Billy menjelaskan bahwa dirinya tidak merasa sebagai sosok laki-laki yang secara alami mempunyai karakter romantis. Ia bahkan menggunakan istilah “omong kosong” ketika membicarakan label laki-laki romantis karena menurutnya tindakan seperti memberikan bunga belum tentu menggambarkan sifat seseorang secara keseluruhan. Dalam pandangannya, apa yang dianggap romantis sering kali muncul dari cara pasangan melihat sebuah tindakan sederhana. Seorang laki-laki mungkin memberikan hadiah atau membuat kejutan karena mengetahui hal tersebut akan membuat pasangannya senang. Billy tidak melihat tindakan semacam itu sebagai sesuatu yang salah, tetapi ia memilih menyebutnya sebagai bentuk usaha memahami pasangan. Karena alasan tersebut, ia lebih nyaman menggambarkan dirinya sebagai laki-laki yang berusaha peka dibandingkan sebagai sosok yang romantis.
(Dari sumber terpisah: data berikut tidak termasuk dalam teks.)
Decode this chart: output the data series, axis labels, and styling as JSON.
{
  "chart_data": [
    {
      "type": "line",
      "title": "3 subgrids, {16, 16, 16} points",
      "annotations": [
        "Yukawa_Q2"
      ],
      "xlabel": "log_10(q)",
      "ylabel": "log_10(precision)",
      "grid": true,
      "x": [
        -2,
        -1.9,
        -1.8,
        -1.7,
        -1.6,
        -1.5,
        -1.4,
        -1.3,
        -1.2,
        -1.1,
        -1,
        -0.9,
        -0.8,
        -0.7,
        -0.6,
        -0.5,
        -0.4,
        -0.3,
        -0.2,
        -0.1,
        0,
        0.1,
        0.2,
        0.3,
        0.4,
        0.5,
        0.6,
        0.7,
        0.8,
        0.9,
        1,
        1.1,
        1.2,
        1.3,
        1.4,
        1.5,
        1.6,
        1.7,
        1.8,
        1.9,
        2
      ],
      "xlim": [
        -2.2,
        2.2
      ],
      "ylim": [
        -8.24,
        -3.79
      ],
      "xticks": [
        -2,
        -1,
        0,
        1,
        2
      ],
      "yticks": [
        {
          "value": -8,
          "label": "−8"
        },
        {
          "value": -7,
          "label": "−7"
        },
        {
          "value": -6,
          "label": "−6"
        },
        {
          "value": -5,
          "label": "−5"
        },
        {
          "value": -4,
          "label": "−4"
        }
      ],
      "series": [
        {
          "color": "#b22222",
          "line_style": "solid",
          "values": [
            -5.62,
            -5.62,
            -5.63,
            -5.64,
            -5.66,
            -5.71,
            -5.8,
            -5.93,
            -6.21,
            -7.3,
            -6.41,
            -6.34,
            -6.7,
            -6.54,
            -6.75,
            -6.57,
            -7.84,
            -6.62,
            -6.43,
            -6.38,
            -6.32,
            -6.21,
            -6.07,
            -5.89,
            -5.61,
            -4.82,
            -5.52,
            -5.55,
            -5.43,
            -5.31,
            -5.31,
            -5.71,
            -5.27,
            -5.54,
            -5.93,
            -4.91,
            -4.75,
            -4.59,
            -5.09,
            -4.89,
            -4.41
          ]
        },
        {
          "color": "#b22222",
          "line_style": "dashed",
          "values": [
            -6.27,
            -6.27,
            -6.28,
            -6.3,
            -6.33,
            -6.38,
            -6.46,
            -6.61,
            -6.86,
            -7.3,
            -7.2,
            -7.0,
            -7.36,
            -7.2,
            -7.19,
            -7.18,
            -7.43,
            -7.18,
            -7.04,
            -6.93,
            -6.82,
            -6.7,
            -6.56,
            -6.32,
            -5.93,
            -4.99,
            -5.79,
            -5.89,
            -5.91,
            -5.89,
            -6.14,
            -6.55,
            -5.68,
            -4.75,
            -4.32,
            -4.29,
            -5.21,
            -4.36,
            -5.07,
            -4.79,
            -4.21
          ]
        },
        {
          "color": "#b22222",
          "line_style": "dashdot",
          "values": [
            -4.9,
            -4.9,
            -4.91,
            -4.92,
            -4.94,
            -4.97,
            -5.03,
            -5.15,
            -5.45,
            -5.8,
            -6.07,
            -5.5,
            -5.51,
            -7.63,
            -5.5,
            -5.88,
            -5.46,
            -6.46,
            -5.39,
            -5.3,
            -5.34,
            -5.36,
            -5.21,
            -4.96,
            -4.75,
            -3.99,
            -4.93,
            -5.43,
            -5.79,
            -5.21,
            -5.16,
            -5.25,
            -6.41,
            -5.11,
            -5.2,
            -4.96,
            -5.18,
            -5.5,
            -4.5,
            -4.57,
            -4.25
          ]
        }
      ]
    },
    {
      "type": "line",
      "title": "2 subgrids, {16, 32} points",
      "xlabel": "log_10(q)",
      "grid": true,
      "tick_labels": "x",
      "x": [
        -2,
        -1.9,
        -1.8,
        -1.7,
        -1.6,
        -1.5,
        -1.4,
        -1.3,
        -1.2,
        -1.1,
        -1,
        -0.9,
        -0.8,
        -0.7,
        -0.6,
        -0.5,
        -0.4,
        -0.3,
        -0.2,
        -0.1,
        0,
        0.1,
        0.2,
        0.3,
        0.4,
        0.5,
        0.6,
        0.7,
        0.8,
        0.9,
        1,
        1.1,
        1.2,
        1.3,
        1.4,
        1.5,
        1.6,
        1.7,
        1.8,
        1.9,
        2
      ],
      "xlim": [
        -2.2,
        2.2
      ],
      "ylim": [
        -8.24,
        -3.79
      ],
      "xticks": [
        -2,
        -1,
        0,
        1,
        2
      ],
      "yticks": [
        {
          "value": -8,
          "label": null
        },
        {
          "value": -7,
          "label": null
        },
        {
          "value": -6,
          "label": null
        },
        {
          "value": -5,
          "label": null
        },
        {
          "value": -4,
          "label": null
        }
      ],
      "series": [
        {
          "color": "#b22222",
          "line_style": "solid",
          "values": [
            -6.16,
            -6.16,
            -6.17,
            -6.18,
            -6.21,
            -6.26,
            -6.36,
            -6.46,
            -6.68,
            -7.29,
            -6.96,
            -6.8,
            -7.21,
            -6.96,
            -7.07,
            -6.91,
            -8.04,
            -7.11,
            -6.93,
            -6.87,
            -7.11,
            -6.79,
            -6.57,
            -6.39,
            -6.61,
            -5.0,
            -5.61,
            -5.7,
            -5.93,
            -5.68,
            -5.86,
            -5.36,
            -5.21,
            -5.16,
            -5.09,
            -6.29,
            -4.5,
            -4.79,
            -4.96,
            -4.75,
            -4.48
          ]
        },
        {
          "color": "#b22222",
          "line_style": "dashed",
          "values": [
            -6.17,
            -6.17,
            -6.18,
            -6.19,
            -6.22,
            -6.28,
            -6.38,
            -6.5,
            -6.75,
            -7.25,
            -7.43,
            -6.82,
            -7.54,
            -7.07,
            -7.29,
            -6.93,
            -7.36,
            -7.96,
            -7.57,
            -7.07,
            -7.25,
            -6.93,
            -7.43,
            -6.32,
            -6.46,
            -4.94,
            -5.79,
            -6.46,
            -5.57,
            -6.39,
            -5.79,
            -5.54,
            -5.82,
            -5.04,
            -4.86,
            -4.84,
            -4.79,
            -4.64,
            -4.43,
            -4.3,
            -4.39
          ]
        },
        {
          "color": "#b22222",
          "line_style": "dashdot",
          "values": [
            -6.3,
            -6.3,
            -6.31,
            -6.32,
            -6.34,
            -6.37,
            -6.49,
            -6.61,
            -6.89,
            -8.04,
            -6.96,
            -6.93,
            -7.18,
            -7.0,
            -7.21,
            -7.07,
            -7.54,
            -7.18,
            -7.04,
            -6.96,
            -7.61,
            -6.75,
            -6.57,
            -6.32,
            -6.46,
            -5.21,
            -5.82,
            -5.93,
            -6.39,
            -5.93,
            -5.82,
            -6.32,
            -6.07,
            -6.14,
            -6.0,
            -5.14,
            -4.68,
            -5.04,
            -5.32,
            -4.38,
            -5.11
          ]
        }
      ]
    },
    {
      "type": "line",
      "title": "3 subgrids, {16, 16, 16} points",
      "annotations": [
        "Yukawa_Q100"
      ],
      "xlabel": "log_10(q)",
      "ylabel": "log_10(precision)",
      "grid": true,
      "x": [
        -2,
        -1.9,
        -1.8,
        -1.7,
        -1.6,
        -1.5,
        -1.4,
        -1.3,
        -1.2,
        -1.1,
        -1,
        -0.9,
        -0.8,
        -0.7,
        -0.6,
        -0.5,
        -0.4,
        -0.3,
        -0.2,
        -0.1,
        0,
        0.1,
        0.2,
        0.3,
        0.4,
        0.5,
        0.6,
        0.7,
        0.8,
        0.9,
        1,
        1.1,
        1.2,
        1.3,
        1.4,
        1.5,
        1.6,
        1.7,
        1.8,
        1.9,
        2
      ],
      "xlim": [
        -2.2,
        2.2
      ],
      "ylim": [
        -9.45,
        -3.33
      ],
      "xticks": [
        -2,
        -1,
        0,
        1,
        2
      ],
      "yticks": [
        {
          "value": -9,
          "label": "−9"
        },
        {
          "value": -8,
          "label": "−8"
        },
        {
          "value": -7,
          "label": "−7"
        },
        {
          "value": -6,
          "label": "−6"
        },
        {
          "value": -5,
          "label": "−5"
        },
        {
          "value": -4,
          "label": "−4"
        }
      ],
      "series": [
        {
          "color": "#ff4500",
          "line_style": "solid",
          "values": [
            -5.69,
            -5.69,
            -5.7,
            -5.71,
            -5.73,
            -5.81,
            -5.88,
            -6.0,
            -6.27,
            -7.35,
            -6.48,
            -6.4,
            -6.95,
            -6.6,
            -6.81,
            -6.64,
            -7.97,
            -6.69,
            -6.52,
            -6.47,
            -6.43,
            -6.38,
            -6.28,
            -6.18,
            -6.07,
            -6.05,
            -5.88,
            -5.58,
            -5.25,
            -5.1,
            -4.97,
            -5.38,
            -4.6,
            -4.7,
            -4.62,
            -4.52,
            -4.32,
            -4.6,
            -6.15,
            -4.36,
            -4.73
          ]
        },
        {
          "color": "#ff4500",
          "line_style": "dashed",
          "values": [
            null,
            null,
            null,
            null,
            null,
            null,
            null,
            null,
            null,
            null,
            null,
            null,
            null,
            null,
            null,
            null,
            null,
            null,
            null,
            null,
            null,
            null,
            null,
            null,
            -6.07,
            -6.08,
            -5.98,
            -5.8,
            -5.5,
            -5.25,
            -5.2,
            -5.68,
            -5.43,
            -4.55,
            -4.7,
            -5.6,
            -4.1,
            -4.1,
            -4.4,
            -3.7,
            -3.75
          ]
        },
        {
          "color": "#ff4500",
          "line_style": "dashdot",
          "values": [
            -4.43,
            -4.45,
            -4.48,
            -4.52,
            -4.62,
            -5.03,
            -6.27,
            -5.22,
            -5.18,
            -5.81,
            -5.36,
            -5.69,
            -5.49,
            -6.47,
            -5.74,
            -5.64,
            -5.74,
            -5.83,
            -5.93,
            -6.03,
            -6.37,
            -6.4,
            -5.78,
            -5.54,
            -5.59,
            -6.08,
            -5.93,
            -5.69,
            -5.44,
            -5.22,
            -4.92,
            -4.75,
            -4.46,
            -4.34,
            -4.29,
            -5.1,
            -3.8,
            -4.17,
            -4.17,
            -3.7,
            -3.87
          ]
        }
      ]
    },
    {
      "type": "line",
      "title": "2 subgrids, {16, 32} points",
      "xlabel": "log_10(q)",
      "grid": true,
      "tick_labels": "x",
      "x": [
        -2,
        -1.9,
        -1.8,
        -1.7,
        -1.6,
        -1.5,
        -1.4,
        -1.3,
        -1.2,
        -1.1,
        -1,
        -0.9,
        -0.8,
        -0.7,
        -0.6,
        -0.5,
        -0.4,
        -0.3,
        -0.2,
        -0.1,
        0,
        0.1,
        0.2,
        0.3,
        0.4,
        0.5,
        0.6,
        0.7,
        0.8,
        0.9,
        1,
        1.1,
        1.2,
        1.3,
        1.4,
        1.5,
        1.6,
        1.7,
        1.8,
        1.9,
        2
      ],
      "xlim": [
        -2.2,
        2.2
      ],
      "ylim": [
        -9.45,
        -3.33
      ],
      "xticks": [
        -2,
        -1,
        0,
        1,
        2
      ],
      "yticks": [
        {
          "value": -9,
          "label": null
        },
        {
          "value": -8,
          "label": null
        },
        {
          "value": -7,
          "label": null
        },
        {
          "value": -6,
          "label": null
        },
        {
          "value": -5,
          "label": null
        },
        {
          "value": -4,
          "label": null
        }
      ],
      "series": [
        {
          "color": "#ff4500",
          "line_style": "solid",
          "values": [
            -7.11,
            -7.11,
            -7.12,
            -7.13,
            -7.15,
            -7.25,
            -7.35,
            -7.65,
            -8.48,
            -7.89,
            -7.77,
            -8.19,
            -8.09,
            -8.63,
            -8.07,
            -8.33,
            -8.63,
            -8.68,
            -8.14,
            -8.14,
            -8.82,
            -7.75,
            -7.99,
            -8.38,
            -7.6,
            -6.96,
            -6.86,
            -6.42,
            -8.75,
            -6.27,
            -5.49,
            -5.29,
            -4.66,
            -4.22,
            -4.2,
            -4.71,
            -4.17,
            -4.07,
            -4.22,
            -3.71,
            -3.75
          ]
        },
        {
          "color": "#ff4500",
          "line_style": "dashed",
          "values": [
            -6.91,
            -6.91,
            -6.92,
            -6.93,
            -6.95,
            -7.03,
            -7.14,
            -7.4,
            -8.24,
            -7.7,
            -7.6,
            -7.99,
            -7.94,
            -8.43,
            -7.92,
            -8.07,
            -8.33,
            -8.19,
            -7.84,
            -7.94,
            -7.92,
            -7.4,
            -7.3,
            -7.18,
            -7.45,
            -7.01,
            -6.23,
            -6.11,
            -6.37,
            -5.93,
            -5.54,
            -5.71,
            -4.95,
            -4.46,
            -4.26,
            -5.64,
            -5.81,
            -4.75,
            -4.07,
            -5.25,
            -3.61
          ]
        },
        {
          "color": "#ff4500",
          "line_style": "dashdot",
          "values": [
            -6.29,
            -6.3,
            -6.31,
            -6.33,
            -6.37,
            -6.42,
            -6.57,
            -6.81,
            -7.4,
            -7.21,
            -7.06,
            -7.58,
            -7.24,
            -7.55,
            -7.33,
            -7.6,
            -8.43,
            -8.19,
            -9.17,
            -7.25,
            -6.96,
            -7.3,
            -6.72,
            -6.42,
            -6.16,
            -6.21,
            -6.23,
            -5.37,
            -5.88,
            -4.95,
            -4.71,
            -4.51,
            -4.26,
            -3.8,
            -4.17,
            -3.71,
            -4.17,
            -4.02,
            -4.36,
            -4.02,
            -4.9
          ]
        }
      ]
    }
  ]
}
Kepekaan menjadi hal yang berulang kali ditekankan Billy ketika berbicara mengenai hubungan dengan Vika. Menurutnya, seorang laki-laki perlu mengetahui apa yang disukai pasangannya sekaligus memahami keinginan yang terkadang tidak disampaikan secara langsung. Kemampuan membaca situasi tersebut dianggap lebih penting daripada melakukan berbagai gestur besar hanya untuk terlihat romantis di mata orang lain. Billy menyadari setiap perempuan mempunyai cara berbeda dalam menerima perhatian sehingga tidak ada satu bentuk perlakuan yang dapat diterapkan kepada semua pasangan. Dalam hubungannya dengan Vika, ia berusaha mengenali hal-hal sederhana yang dapat membuat istrinya merasa diperhatikan. Prinsip tersebut kemudian diterapkannya ketika menyiapkan kejutan pada perayaan ulang tahun pernikahan mereka.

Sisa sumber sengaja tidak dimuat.